La situazione in Libia resta caotica, anche perché i membri della comunità internazionale perseguono obiettivi diversi. Non esiste una strategia comune, né un centro di coordinamento che possa elaborarla. O meglio, esistono solo in campo navale, del tutto marginale per la distruzione dell’Isis e la stabilizzazione del Paese.
La Francia sostiene sempre più apertamente il generale Haftar e il governo di Tobruk, sponsorizzati dall’Egitto e dagli Stati del Golfo, eccetto il Qatar. Gli Usa, con cui dobbiamo allinearci per contare qualcosa, mantengono il piede in due staffe: hanno un gruppo di forze speciali a Misurata e uno a Bengasi. Hanno poi priorità diverse da quelle italiane. A Washington interessa distruggere l’Isis, senza impegnarsi oltre un certo limite, come dovrebbero fare se volesse stabilizzare il Paese, il che implica il disarmo delle milizie e delle gang criminali ad esse sempre più strettamente associate.

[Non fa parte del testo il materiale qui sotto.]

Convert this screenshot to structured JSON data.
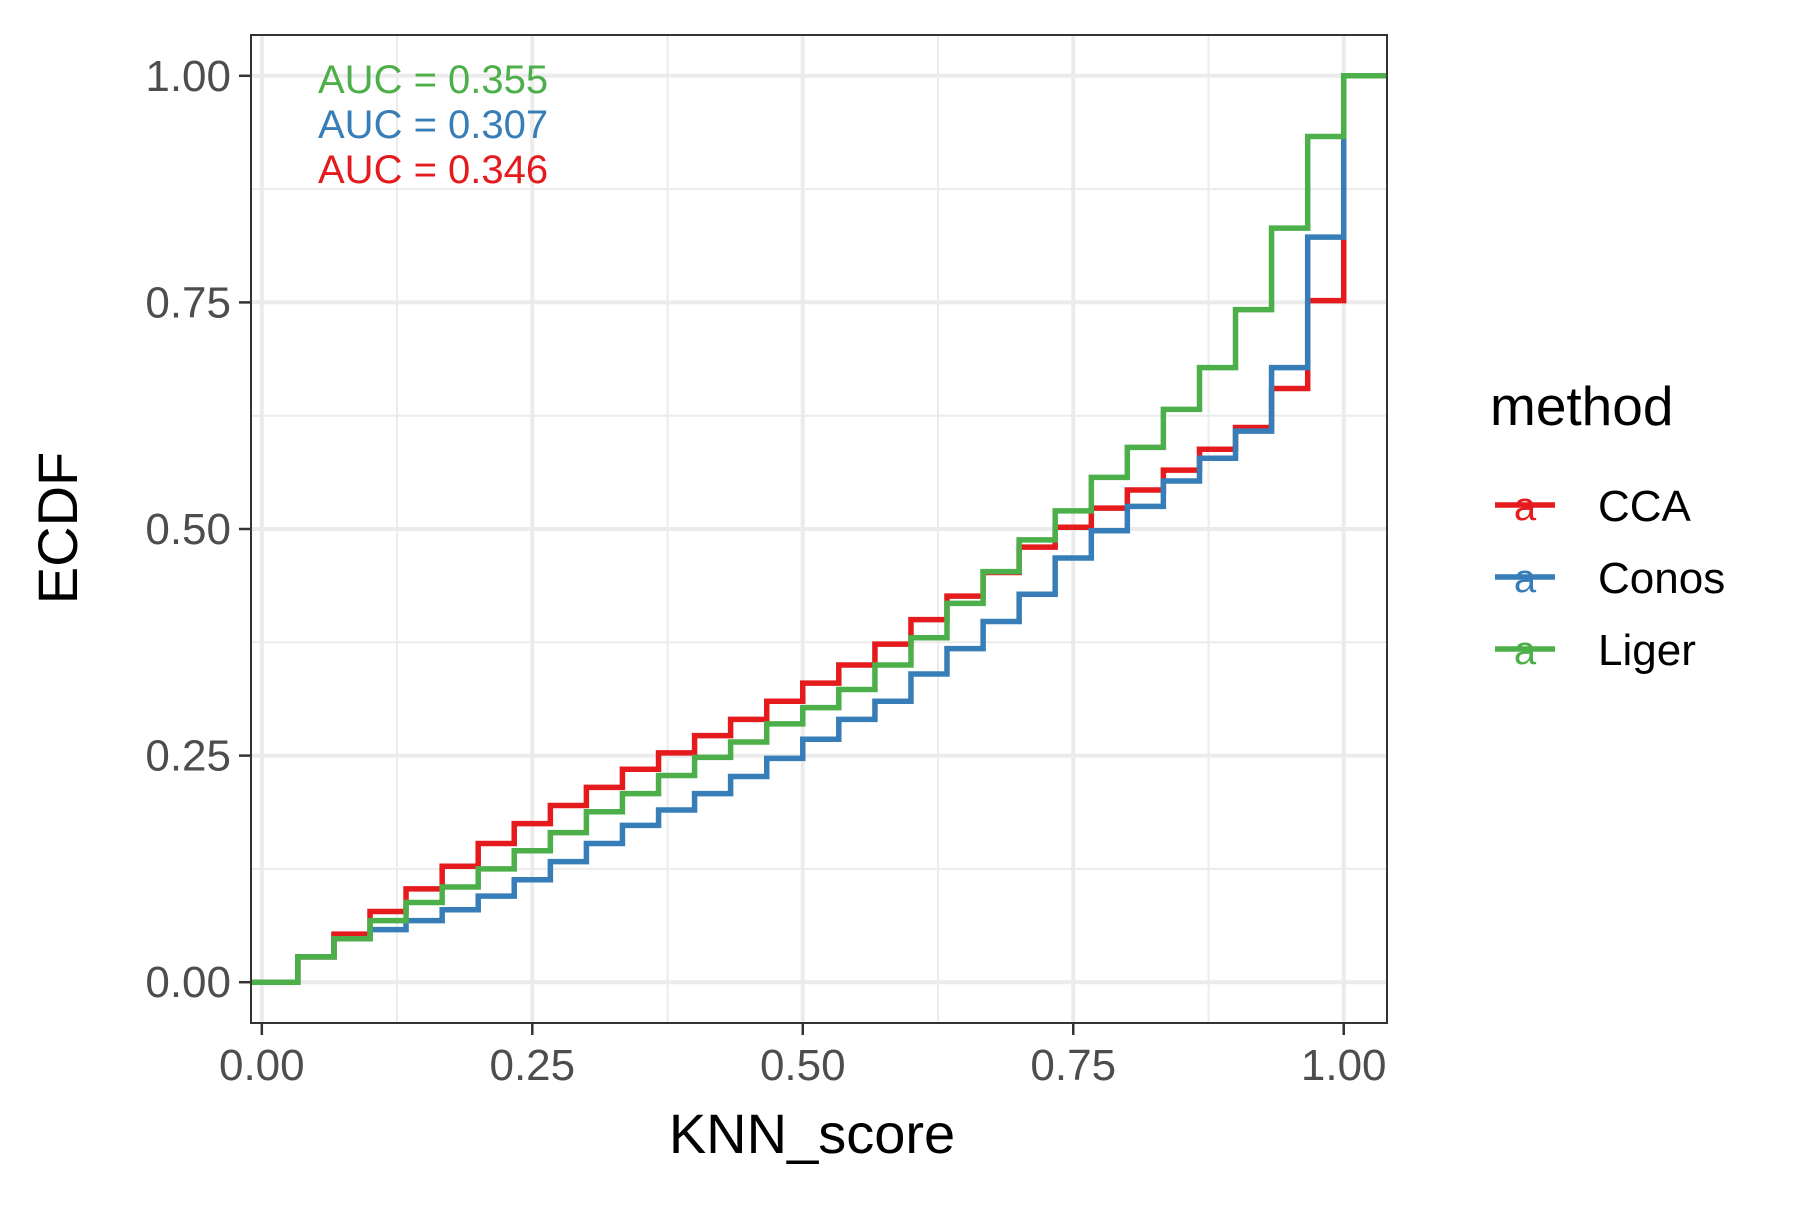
{
  "chart_data": {
    "type": "line",
    "step": true,
    "title": "",
    "xlabel": "KNN_score",
    "ylabel": "ECDF",
    "xlim": [
      -0.01,
      1.04
    ],
    "ylim": [
      -0.045,
      1.045
    ],
    "x_ticks": [
      0,
      0.25,
      0.5,
      0.75,
      1
    ],
    "x_tick_labels": [
      "0.00",
      "0.25",
      "0.50",
      "0.75",
      "1.00"
    ],
    "y_ticks": [
      0,
      0.25,
      0.5,
      0.75,
      1
    ],
    "y_tick_labels": [
      "0.00",
      "0.25",
      "0.50",
      "0.75",
      "1.00"
    ],
    "grid": true,
    "legend": {
      "title": "method",
      "position": "right",
      "key_glyph": "a"
    },
    "annotations": [
      {
        "text": "AUC = 0.355",
        "series": "Liger"
      },
      {
        "text": "AUC = 0.307",
        "series": "Conos"
      },
      {
        "text": "AUC = 0.346",
        "series": "CCA"
      }
    ],
    "series": [
      {
        "name": "CCA",
        "color": "#e41a1c",
        "x": [
          0,
          0.0333,
          0.0667,
          0.1,
          0.1333,
          0.1667,
          0.2,
          0.2333,
          0.2667,
          0.3,
          0.3333,
          0.3667,
          0.4,
          0.4333,
          0.4667,
          0.5,
          0.5333,
          0.5667,
          0.6,
          0.6333,
          0.6667,
          0.7,
          0.7333,
          0.7667,
          0.8,
          0.8333,
          0.8667,
          0.9,
          0.9333,
          0.9667,
          1.0
        ],
        "y": [
          0,
          0.028,
          0.053,
          0.078,
          0.103,
          0.128,
          0.153,
          0.175,
          0.195,
          0.215,
          0.235,
          0.253,
          0.272,
          0.29,
          0.31,
          0.33,
          0.35,
          0.373,
          0.4,
          0.426,
          0.452,
          0.48,
          0.502,
          0.523,
          0.543,
          0.565,
          0.588,
          0.612,
          0.655,
          0.752,
          1.0
        ]
      },
      {
        "name": "Conos",
        "color": "#377eb8",
        "x": [
          0,
          0.0333,
          0.0667,
          0.1,
          0.1333,
          0.1667,
          0.2,
          0.2333,
          0.2667,
          0.3,
          0.3333,
          0.3667,
          0.4,
          0.4333,
          0.4667,
          0.5,
          0.5333,
          0.5667,
          0.6,
          0.6333,
          0.6667,
          0.7,
          0.7333,
          0.7667,
          0.8,
          0.8333,
          0.8667,
          0.9,
          0.9333,
          0.9667,
          1.0
        ],
        "y": [
          0,
          0.028,
          0.048,
          0.058,
          0.068,
          0.08,
          0.095,
          0.113,
          0.133,
          0.153,
          0.173,
          0.19,
          0.208,
          0.227,
          0.247,
          0.268,
          0.29,
          0.31,
          0.34,
          0.368,
          0.398,
          0.428,
          0.468,
          0.498,
          0.525,
          0.553,
          0.578,
          0.608,
          0.678,
          0.822,
          1.0
        ]
      },
      {
        "name": "Liger",
        "color": "#4daf4a",
        "x": [
          0,
          0.0333,
          0.0667,
          0.1,
          0.1333,
          0.1667,
          0.2,
          0.2333,
          0.2667,
          0.3,
          0.3333,
          0.3667,
          0.4,
          0.4333,
          0.4667,
          0.5,
          0.5333,
          0.5667,
          0.6,
          0.6333,
          0.6667,
          0.7,
          0.7333,
          0.7667,
          0.8,
          0.8333,
          0.8667,
          0.9,
          0.9333,
          0.9667,
          1.0
        ],
        "y": [
          0,
          0.028,
          0.048,
          0.068,
          0.088,
          0.105,
          0.125,
          0.145,
          0.165,
          0.188,
          0.208,
          0.228,
          0.248,
          0.265,
          0.285,
          0.303,
          0.323,
          0.35,
          0.38,
          0.418,
          0.453,
          0.488,
          0.52,
          0.557,
          0.59,
          0.632,
          0.678,
          0.742,
          0.832,
          0.933,
          1.0
        ]
      }
    ]
  }
}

L’Italia tentenna. Forse è la politica più ragionevole. Se non facessimo così, non potremmo salire sul carro del vincitore. Finora sembrava che appoggiassimo senza riserve Serraj e il suo Consiglio Presidenziale, nella speranza che ottenesse il sostegno anche della Camera dei Rappresentanti di Tobruk e potesse divenire un governo di unità nazionale. Le probabilità che lo diventi stanno rapidamente sfumando, nonostante gli sforzi del volenteroso Martin Kobler, inviato speciale del Segretario Generale dell’ONU.
Nel frattempo il generale Haftar si è rafforzato. Ha ricevuto fondi e armi. Sta ottenendo buoni successi in Cirenaica. Tutti si aspettano che muova verso Sirte, la roccaforte dell’Isis in Libia. Se riuscisse a farlo avrebbe il sostegno di gran parte dell’Occidente. Gli avrebbe tolto una castagna bollente dal fuoco. Delegittimerebbe Serraj, forte della legalità attribuitagli dall’Onu ma che la massa dei libici considera un burattino al servizio di interessi che non sono i loro e, soprattutto, non dispone di una forza militare propria.
Una volta tanto il governo italiano è stato realistico. Gli assetti politici della Libia dipenderanno dall’evolversi della situazione sul terreno. Pur di togliersi dai piedi lo Stato Islamico, è verosimile che tutti i governi occidentali siano disponibili ad abbandonare Serraj. Forse anche a riconoscere una divisione di fatto del paese fra la Cirenaica e la Tripolitania, soluzione auspicata da quel profondo conoscitore della realtà libica che è l’ex-amministratore delegato dell’Eni, Paolo Scaroni.
Un po’ a sorpresa, un paio di settimane fa il nostro ministro degli esteri, prendendo atto dei successi di Haftar, ha affermato che gli dovranno essere riconosciuti poteri e autorità adeguati nel futuro ordinamento della Libia. Ciò è in chiara contraddizione con l’accordo di Skhirat, in particolare con il suo articolo 8 che attribuisce al Consiglio Presidenziale, cioè a Serraj, l’autorità di designare ministro della difesa e comandante delle Forze Armate. Anche se non sono state specificate, le dichiarazioni di Gentiloni sono più che chiare. Se Haftar distruggerà l’Isis in Libia, con l’appoggio dal mare delle marine occidentali che impediranno che venga rifornito e riceva dalla Siria e dall’Iraq nuovi effettivi, Serraj dovrebbe nominarlo capo delle Forze Armate. Verosimilmente firmerà con ciò la fine del suo potere se non la sua sentenza di morte. Di certo il caos libico non cesserà. I tripolitani non accetteranno mai di essere dominati da Haftar. Le loro milizie non disarmeranno. L’ambizioso generale non avrà la forza di farlo.
Per evitare che la guerra civile continui, la comunità internazionale dovrà trovare qualche altro marchingegno per affrontare la situazione. Molto verosimilmente esso comporterà la divisione del paese. Allora l’Italia deciderà che cosa fare per salvaguardare i propri interessi, in particolare per contenere le ondate immigratorie che dalla Tripolitania raggiungono il suo territorio. La soluzione “Scaroni” costituisce il “Piano B”, da adottare qualora la soluzione Serraj non possa funzionare. Implicitamente il ministro Gentiloni l’ha riconosciuto.